Putting away Penguinzilla: After 20 years, an iconic Christmas display ends in Olathe

Twenty years.

Twenty seasons of inflating candy cane arches, untangling heavy-duty extension cords, and watching families run through the yard with matching pajamas and hot chocolate. After two decades of Christmases spent listening to laughter on their lawn, Paul Craig and Cindy Stout are finally ready to say goodbye to an iconic holiday tradition.

Outside their Olathe home, about 125 inflatable penguins clap, ice skate and play the drums. Stout and Craig landscaped their yard to create winding paths through the blow-ups, stretching around either side of the home.

The most notable bird in the collection stands 35 feet tall and towers over the cul-de-sac.

Penguinzilla, they call him.

The display attracts thousands of people, Craig said, many of whom visit every year. First dates, family outings, even proposals – Paulie’s Penguin Playground has seen a little bit of everything.

A boy and girl clutched their mother’s hand on Saturday as she led them through the zig-zagging path surrounded by reindeer and igloos.

“You should come back at night,” Stout said. “It’s even better when it’s all lit up.”

Cindy Stout poses in front of her home on Dec. 3. After 20 years of Paulie’s Penguin Playground, she and her husband are ready to give the inflatables away.
Cindy Stout poses in front of her home on Dec. 3. After 20 years of Paulie’s Penguin Playground, she and her husband are ready to give the inflatables away.

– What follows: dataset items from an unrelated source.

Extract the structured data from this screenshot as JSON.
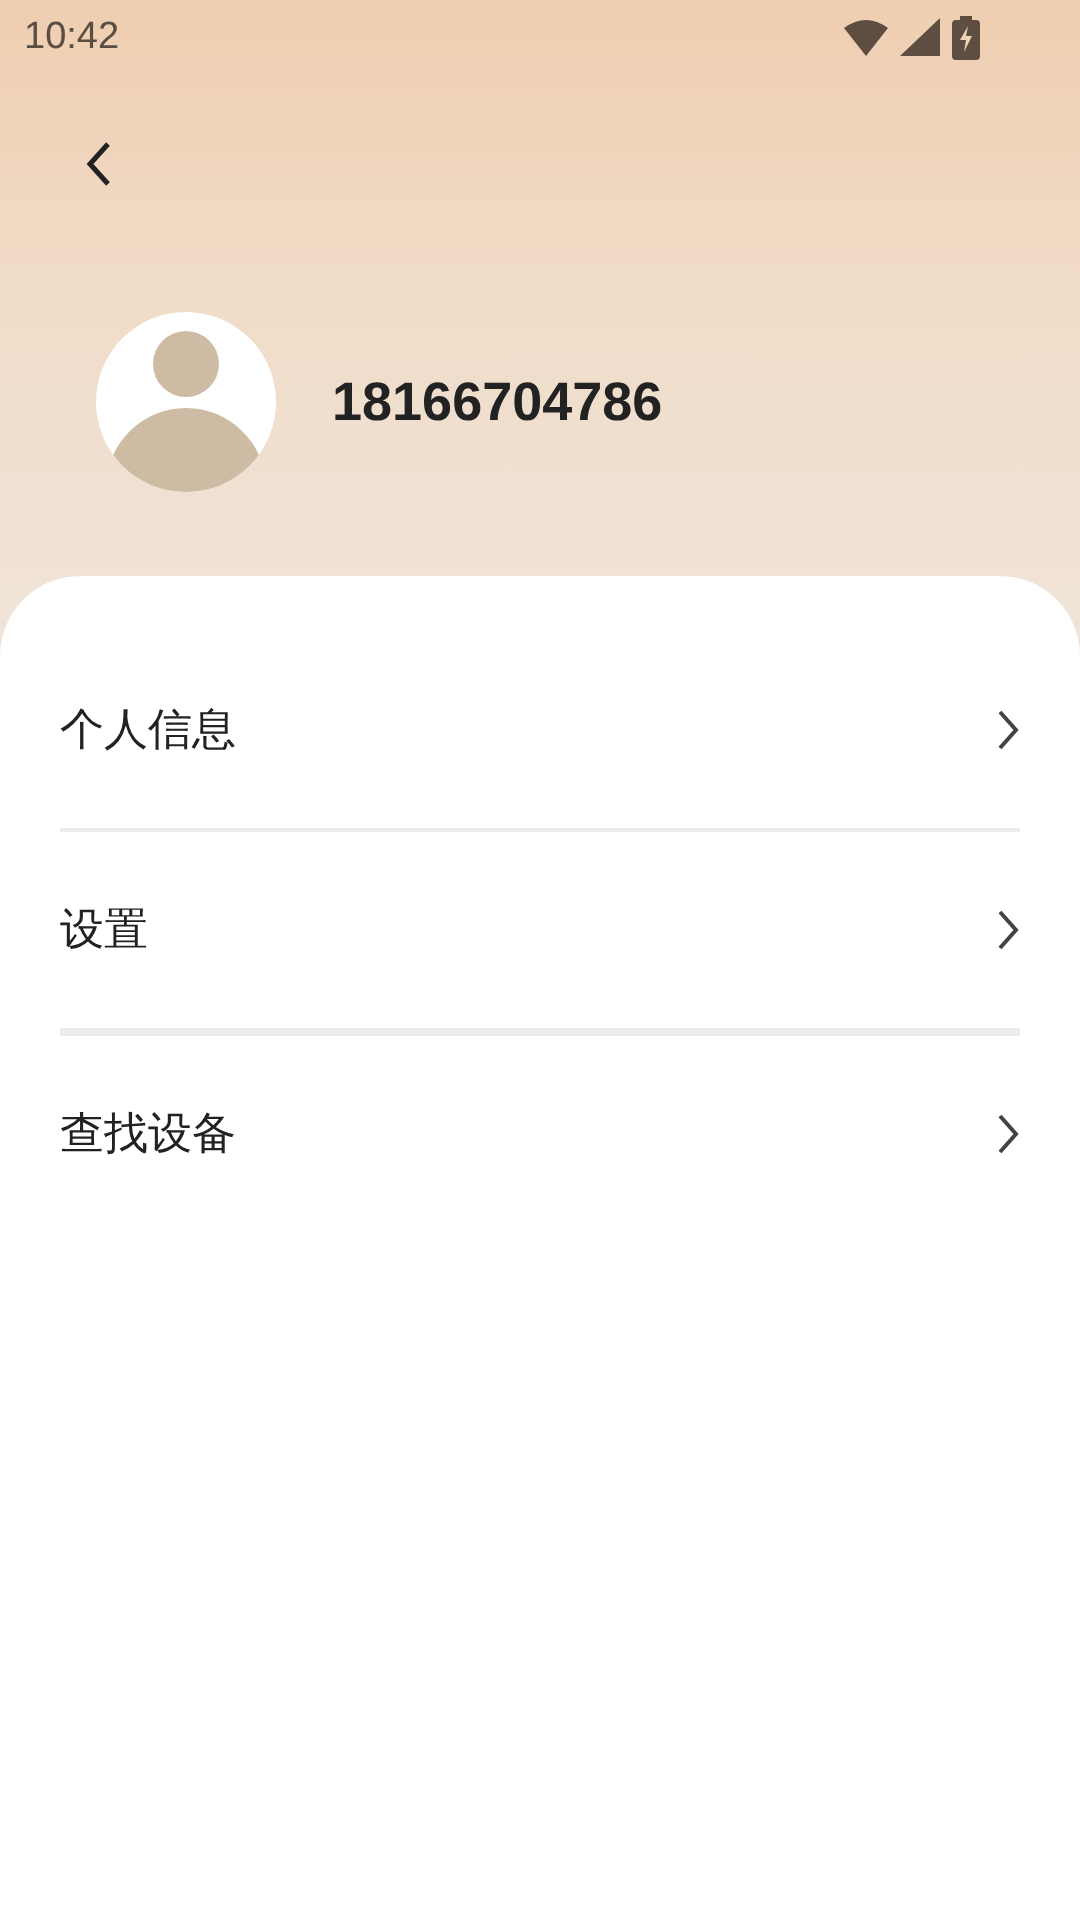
{
  "status_bar": {
    "time": "10:42"
  },
  "profile": {
    "phone": "18166704786"
  },
  "menu": [
    {
      "label": "个人信息"
    },
    {
      "label": "设置"
    },
    {
      "label": "查找设备"
    }
  ]
}
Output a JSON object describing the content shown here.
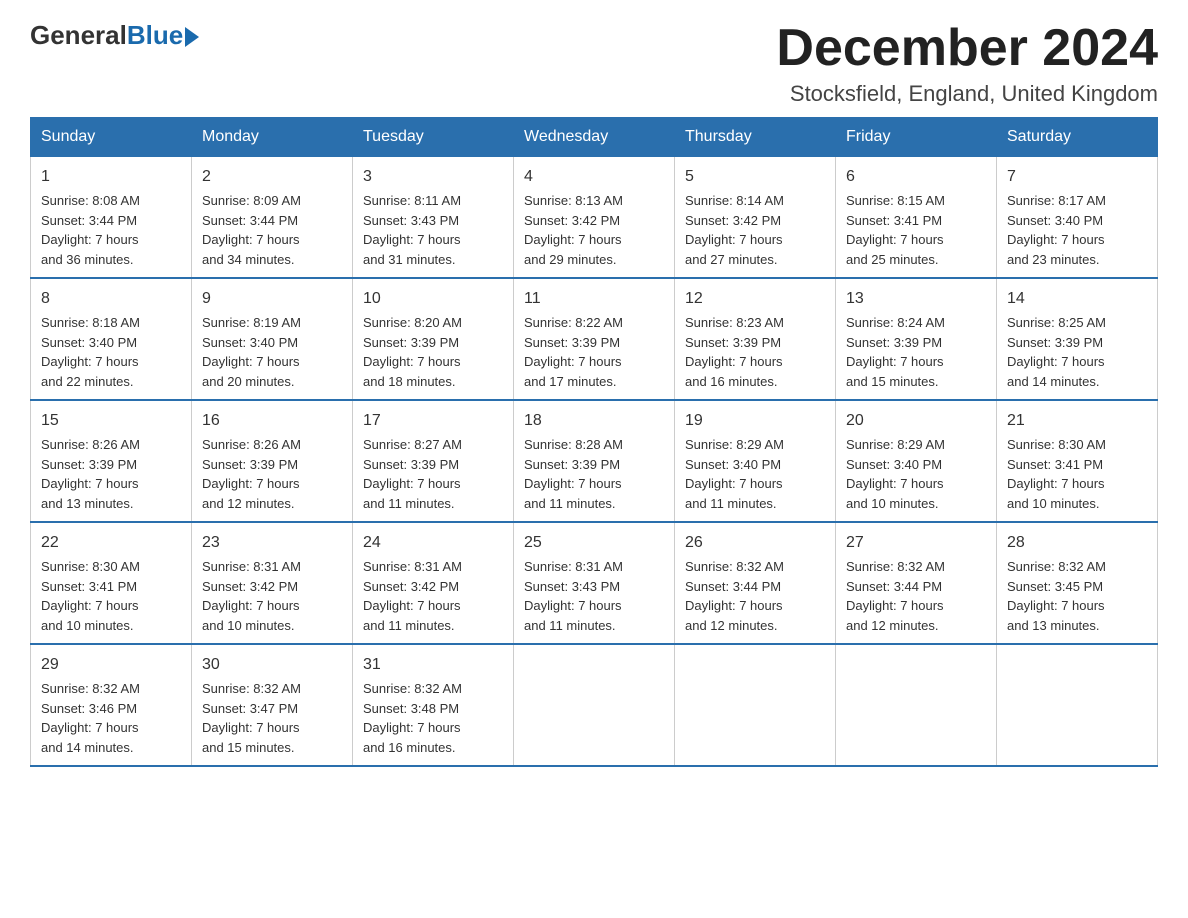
{
  "logo": {
    "general": "General",
    "blue": "Blue"
  },
  "header": {
    "title": "December 2024",
    "location": "Stocksfield, England, United Kingdom"
  },
  "weekdays": [
    "Sunday",
    "Monday",
    "Tuesday",
    "Wednesday",
    "Thursday",
    "Friday",
    "Saturday"
  ],
  "weeks": [
    [
      {
        "day": "1",
        "sunrise": "8:08 AM",
        "sunset": "3:44 PM",
        "daylight": "7 hours and 36 minutes."
      },
      {
        "day": "2",
        "sunrise": "8:09 AM",
        "sunset": "3:44 PM",
        "daylight": "7 hours and 34 minutes."
      },
      {
        "day": "3",
        "sunrise": "8:11 AM",
        "sunset": "3:43 PM",
        "daylight": "7 hours and 31 minutes."
      },
      {
        "day": "4",
        "sunrise": "8:13 AM",
        "sunset": "3:42 PM",
        "daylight": "7 hours and 29 minutes."
      },
      {
        "day": "5",
        "sunrise": "8:14 AM",
        "sunset": "3:42 PM",
        "daylight": "7 hours and 27 minutes."
      },
      {
        "day": "6",
        "sunrise": "8:15 AM",
        "sunset": "3:41 PM",
        "daylight": "7 hours and 25 minutes."
      },
      {
        "day": "7",
        "sunrise": "8:17 AM",
        "sunset": "3:40 PM",
        "daylight": "7 hours and 23 minutes."
      }
    ],
    [
      {
        "day": "8",
        "sunrise": "8:18 AM",
        "sunset": "3:40 PM",
        "daylight": "7 hours and 22 minutes."
      },
      {
        "day": "9",
        "sunrise": "8:19 AM",
        "sunset": "3:40 PM",
        "daylight": "7 hours and 20 minutes."
      },
      {
        "day": "10",
        "sunrise": "8:20 AM",
        "sunset": "3:39 PM",
        "daylight": "7 hours and 18 minutes."
      },
      {
        "day": "11",
        "sunrise": "8:22 AM",
        "sunset": "3:39 PM",
        "daylight": "7 hours and 17 minutes."
      },
      {
        "day": "12",
        "sunrise": "8:23 AM",
        "sunset": "3:39 PM",
        "daylight": "7 hours and 16 minutes."
      },
      {
        "day": "13",
        "sunrise": "8:24 AM",
        "sunset": "3:39 PM",
        "daylight": "7 hours and 15 minutes."
      },
      {
        "day": "14",
        "sunrise": "8:25 AM",
        "sunset": "3:39 PM",
        "daylight": "7 hours and 14 minutes."
      }
    ],
    [
      {
        "day": "15",
        "sunrise": "8:26 AM",
        "sunset": "3:39 PM",
        "daylight": "7 hours and 13 minutes."
      },
      {
        "day": "16",
        "sunrise": "8:26 AM",
        "sunset": "3:39 PM",
        "daylight": "7 hours and 12 minutes."
      },
      {
        "day": "17",
        "sunrise": "8:27 AM",
        "sunset": "3:39 PM",
        "daylight": "7 hours and 11 minutes."
      },
      {
        "day": "18",
        "sunrise": "8:28 AM",
        "sunset": "3:39 PM",
        "daylight": "7 hours and 11 minutes."
      },
      {
        "day": "19",
        "sunrise": "8:29 AM",
        "sunset": "3:40 PM",
        "daylight": "7 hours and 11 minutes."
      },
      {
        "day": "20",
        "sunrise": "8:29 AM",
        "sunset": "3:40 PM",
        "daylight": "7 hours and 10 minutes."
      },
      {
        "day": "21",
        "sunrise": "8:30 AM",
        "sunset": "3:41 PM",
        "daylight": "7 hours and 10 minutes."
      }
    ],
    [
      {
        "day": "22",
        "sunrise": "8:30 AM",
        "sunset": "3:41 PM",
        "daylight": "7 hours and 10 minutes."
      },
      {
        "day": "23",
        "sunrise": "8:31 AM",
        "sunset": "3:42 PM",
        "daylight": "7 hours and 10 minutes."
      },
      {
        "day": "24",
        "sunrise": "8:31 AM",
        "sunset": "3:42 PM",
        "daylight": "7 hours and 11 minutes."
      },
      {
        "day": "25",
        "sunrise": "8:31 AM",
        "sunset": "3:43 PM",
        "daylight": "7 hours and 11 minutes."
      },
      {
        "day": "26",
        "sunrise": "8:32 AM",
        "sunset": "3:44 PM",
        "daylight": "7 hours and 12 minutes."
      },
      {
        "day": "27",
        "sunrise": "8:32 AM",
        "sunset": "3:44 PM",
        "daylight": "7 hours and 12 minutes."
      },
      {
        "day": "28",
        "sunrise": "8:32 AM",
        "sunset": "3:45 PM",
        "daylight": "7 hours and 13 minutes."
      }
    ],
    [
      {
        "day": "29",
        "sunrise": "8:32 AM",
        "sunset": "3:46 PM",
        "daylight": "7 hours and 14 minutes."
      },
      {
        "day": "30",
        "sunrise": "8:32 AM",
        "sunset": "3:47 PM",
        "daylight": "7 hours and 15 minutes."
      },
      {
        "day": "31",
        "sunrise": "8:32 AM",
        "sunset": "3:48 PM",
        "daylight": "7 hours and 16 minutes."
      },
      null,
      null,
      null,
      null
    ]
  ],
  "labels": {
    "sunrise": "Sunrise:",
    "sunset": "Sunset:",
    "daylight": "Daylight:"
  }
}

Craig, called “Paulie” by his friends, started the set-up as a joke with his wife. Stout had begun to collect penguin-themed decor for the inside of their home, and Craig seized the comedic opportunity.

“I came home and there were seven little 4-foot penguins waving at me,” Stout said.

The next year, he bought more inflatables. The trend continued the following year, and then the next, until the penguin playground became an essential stop for Christmas display-goers.

After losing his mother to leukemia in 1999, Craig saw a chance to make Paulie’s Penguin Playground something meaningful. Donations were taken outside for the Leukemia and Lymphoma Society in hopes that people would chip in their extra pocket change.

But giving has continued to surpass the couple’s expectations. Over the years, the penguins have raised $87,500, and Craig and Stout hope to reach their goal of raising $100,000 this year.

A rusty jug with a donation sign sits on the front porch, a slit carved out for cash and checks.

A sign in front of the house welcomes families and says, “Come walk through our yard with happy feet.”

A sign welcomes visitors to Paulie’s Penguin Playground in Olathe.
A sign welcomes visitors to Paulie’s Penguin Playground in Olathe.

Every cent of the money is donated, despite the pair’s monstrous electric bill over the holiday season. It’s costly, Stout said, buying new pieces and running the display 24 hours a day from Thanksgiving to Christmas.

But, it’s been worth it, Craig said.

“Kansas City really does step up,” he said. “We’ve got people who came when they were kids, and now we’re bringing their kids. It just makes you go, ‘Wow, that’s kind of cool.’”

Despite the fun, the couple felt it was time to retire their flightless rookery. With them growing older, their health not what it used to be, Craig and Stout have had to sacrifice plans and opportunities to run the display. The couple hasn’t been able to visit family out of town during Christmas or celebrate Craig’s birthday, which falls during the playground’s season.

While Stout teared up saying she’d miss seeing the kids’ smiling faces, she added, “I’m really happy.” She joked about throwing a party on Dec. 26 – a wake for Penguinzilla.

Bennie Armstrong snapped photos on her Canon and said she’d be sharing them with her family overseas. She and her husband, Lewis Armstrong, have been coming every year for about five years.

“The best part is watching the little kids’ reactions,” Lewis Armstrong said. “We’ve been telling everyone we know to come … because it’s the last year they’re doing it.”

When Craig isn’t at home watching the neighborhood enjoy his display, he’s dressing up as various characters for his entertainment company, Theatre Tech Productions. During the holiday season, he even poses as an elf at Santa photoshoots.

Craig said he loves to make people happy. It’s part of the reason why he looks forward to putting up the display every year.

“It’s the joys of being an entertainer,” he said. “I’m one of the luckiest sons of guns on the planet to get to do what I do.”

Even though it will no longer stay at their home, the couple is hopeful Paulie’s Penguin Playground will live on somewhere else, continuing to bring joy to the Kansas City area. They’ve already had several propositions from businesses and civilians to take over the display, but the pair isn’t ready to make a decision just yet.

Saturday afternoon, children pointed at a snow globe raining puffy white flakes down on Santa. A young boy stood open-mouthed, dangling his own stuffed penguin by its flipper as he watched.

“The squeals, the screams and the laughter. That’s really the biggest reward,” Craig said.